Aquinas saw the raw material data of theology as the written scriptures and traditions of the Catholic church, which were produced by the self-revelation of God to humans throughout history. Faith and reason are the two primary tools which are both necessary together for processing this data in order to obtain true knowledge of God. He believed that God reveals himself through nature, so that rational thinking and the study of nature is also the study of God (a blend of Aristotelian Greek philosophy with Christian doctrine).

From his consideration of what God is not, Aquinas proposed five positive statements about the divine qualities or the nature of God:

  • God is simple, without composition of parts, such as body and soul, or matter and form.
  • God is perfect, lacking nothing.
  • God is infinite, and not limited in the ways that created beings are physically, intellectually, and emotionally limited.
  • God is immutable, incapable of change in respect of essence and character.
  • God is one, such that God's essence is the same as God's existence.

Aquinas believed that the existence of God is neither self-evident nor beyond proof.

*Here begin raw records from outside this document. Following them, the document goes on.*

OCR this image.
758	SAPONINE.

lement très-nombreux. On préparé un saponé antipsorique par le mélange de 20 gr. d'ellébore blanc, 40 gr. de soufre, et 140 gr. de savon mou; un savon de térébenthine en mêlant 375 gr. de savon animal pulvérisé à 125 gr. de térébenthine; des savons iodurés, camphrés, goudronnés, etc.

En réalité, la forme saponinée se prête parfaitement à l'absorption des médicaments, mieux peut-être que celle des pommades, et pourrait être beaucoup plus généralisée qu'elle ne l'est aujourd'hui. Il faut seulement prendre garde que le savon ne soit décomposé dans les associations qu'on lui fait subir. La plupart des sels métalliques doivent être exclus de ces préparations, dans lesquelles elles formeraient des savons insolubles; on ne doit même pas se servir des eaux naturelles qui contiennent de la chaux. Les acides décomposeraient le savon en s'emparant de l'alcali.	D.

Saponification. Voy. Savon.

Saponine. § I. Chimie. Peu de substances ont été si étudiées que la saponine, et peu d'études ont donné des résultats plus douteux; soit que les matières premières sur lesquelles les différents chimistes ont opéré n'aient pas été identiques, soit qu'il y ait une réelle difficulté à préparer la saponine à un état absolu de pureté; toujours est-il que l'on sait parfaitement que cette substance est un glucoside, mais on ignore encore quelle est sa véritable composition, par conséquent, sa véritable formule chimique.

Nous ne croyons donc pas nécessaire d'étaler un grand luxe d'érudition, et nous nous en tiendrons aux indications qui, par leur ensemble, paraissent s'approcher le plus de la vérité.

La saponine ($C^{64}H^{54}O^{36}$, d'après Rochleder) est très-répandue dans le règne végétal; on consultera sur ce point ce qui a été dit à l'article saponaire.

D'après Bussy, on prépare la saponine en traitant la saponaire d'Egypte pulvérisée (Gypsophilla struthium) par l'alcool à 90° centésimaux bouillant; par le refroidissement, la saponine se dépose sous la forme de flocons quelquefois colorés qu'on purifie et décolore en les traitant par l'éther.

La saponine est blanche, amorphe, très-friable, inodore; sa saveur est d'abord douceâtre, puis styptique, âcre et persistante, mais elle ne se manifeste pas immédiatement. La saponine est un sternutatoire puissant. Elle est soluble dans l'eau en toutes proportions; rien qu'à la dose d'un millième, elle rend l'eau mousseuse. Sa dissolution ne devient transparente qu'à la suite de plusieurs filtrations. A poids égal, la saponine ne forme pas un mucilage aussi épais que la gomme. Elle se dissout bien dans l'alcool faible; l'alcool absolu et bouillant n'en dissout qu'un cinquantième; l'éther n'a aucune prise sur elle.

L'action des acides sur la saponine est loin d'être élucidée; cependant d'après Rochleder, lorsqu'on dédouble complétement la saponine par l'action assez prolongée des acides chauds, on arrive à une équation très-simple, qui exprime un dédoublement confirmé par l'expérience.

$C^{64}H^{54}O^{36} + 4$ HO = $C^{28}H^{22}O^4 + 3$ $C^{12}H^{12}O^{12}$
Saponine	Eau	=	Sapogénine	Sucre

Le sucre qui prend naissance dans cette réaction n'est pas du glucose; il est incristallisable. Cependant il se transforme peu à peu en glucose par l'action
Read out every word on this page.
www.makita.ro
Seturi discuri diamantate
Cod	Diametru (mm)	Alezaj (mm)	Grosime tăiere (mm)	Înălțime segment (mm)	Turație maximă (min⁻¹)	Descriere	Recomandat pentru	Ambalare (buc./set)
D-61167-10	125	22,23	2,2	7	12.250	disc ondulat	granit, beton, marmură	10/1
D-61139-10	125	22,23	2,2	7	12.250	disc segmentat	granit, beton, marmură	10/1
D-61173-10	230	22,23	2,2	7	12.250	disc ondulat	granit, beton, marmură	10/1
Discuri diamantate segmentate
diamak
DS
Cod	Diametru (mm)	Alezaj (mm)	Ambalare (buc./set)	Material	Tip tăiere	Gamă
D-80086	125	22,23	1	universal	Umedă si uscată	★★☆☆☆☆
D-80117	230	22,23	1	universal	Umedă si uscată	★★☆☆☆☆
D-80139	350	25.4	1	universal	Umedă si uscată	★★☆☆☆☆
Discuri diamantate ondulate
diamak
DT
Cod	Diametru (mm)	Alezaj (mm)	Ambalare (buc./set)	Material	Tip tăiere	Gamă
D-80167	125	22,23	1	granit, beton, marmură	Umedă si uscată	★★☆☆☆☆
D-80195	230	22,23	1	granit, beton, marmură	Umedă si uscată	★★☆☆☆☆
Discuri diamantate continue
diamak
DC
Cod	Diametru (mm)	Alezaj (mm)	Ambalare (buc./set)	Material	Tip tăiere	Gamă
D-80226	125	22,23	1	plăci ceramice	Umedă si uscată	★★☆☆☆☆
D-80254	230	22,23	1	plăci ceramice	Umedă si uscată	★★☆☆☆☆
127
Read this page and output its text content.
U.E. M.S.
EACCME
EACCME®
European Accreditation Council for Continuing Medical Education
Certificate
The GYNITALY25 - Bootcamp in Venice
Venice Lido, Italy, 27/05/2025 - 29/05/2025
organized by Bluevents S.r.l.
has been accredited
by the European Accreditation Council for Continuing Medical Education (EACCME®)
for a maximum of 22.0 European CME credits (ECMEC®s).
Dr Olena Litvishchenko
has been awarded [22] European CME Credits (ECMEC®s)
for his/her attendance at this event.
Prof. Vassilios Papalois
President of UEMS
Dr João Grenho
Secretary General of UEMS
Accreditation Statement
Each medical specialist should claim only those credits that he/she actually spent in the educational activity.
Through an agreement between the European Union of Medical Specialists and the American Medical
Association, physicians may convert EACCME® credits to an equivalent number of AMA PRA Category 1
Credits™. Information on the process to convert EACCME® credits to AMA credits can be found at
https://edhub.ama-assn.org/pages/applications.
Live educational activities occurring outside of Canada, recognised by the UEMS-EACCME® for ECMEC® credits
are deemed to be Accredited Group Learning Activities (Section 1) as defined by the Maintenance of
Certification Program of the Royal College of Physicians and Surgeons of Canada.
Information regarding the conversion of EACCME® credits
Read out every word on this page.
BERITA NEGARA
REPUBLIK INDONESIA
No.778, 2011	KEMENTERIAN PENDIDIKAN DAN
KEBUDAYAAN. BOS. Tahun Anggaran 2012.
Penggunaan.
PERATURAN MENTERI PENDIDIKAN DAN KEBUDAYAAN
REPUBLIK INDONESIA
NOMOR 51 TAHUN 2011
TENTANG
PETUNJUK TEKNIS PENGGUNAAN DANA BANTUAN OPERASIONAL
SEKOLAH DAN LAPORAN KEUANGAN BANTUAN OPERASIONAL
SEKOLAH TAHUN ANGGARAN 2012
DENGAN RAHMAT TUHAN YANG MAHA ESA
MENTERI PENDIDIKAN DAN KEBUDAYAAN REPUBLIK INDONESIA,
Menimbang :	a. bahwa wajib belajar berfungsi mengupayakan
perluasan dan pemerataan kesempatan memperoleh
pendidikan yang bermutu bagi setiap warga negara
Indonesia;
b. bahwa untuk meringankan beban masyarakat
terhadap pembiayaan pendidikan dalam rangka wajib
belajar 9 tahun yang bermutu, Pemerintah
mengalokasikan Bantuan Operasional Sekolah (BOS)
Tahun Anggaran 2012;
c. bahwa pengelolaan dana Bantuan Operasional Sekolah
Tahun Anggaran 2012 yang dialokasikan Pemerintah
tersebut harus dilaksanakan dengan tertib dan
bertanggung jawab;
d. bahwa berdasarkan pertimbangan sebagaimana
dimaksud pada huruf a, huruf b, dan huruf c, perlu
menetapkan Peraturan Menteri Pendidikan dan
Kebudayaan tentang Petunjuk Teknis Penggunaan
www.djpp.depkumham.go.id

In the "Summa Theologica", he details five rational proofs for the existence of God, the "quinquae viae" (or the "Five Ways"), some of which are really re-statements of each other:

  • The argument of the unmoved mover (ex motu): everything that is moved is moved by a mover, therefore there is an unmoved mover from whom all motion proceeds, which is God.
  • The argument of the first cause (ex causa): everything that is caused is caused by something else, therefore there must be an uncaused cause of all caused things, which is God.
  • The argument from contingency (ex contingentia): there are contingent beings in the universe which may either exist or not exist and, as it is impossible for everything in the universe to be contingent (as something cannot come of nothing), so there must be a necessary being whose existence is not contingent on any other being, which is God.
  • The argument from degree (ex gradu): there are various degrees of perfection which may be found throughout the universe, so there must be a pinnacle of perfection from which lesser degrees of perfection derive, which is God.
  • The teleological argument or argument from design (ex fine): all natural bodies in the world (which are in themselves unintelligent) act towards ends (which is characteristic of intelligence), therefore there must be an intelligent being that guides all natural bodies towards their ends, which is God.

Aquinas believed that Jesus Christ was truly divine and not simply a human being or God merely inhabiting the body of Christ. However, he held that Christ had a truly rational human soul as well, producing a duality of natures that persisted even after the Incarnation, and that these two natures existed simultaneously yet distinguishable in one real human body.

Aquinas defined the four cardinal virtues as prudence, temperance, justice and fortitude, which he held are natural (revealed in nature) and binding on everyone. In addition, there are three theological virtues, described as faith, hope and charity, which are supernatural and are distinct from other virtues in that their object is God. Furthermore, he distinguished four kinds of law: eternal law (the decree of God that governs all creation), natural law (human "participation" in eternal law, which is discovered by reason), human law (the natural law applied by governments to societies) and divine law (the specially revealed law in the scriptures).

For St. Thomas Aquinas, the goal of human existence is union and eternal fellowship with God. For those who have experienced salvation and redemption through Christ while living on earth, a beatific vision will be granted after death in which a person experiences perfect, unending happiness through comprehending the very essence of God. During life, an individual's will must be ordered toward right things (such as charity, peace and holiness), which requires morality in everyday human choices, a kind of Virtue Ethics. Aquinas was the first to identify the Principle of Double Effect in ethical decisions, when an otherwise legitimate act (e.g. self-defense) may also cause an effect one would normally be obliged to avoid (e.g. the death of another).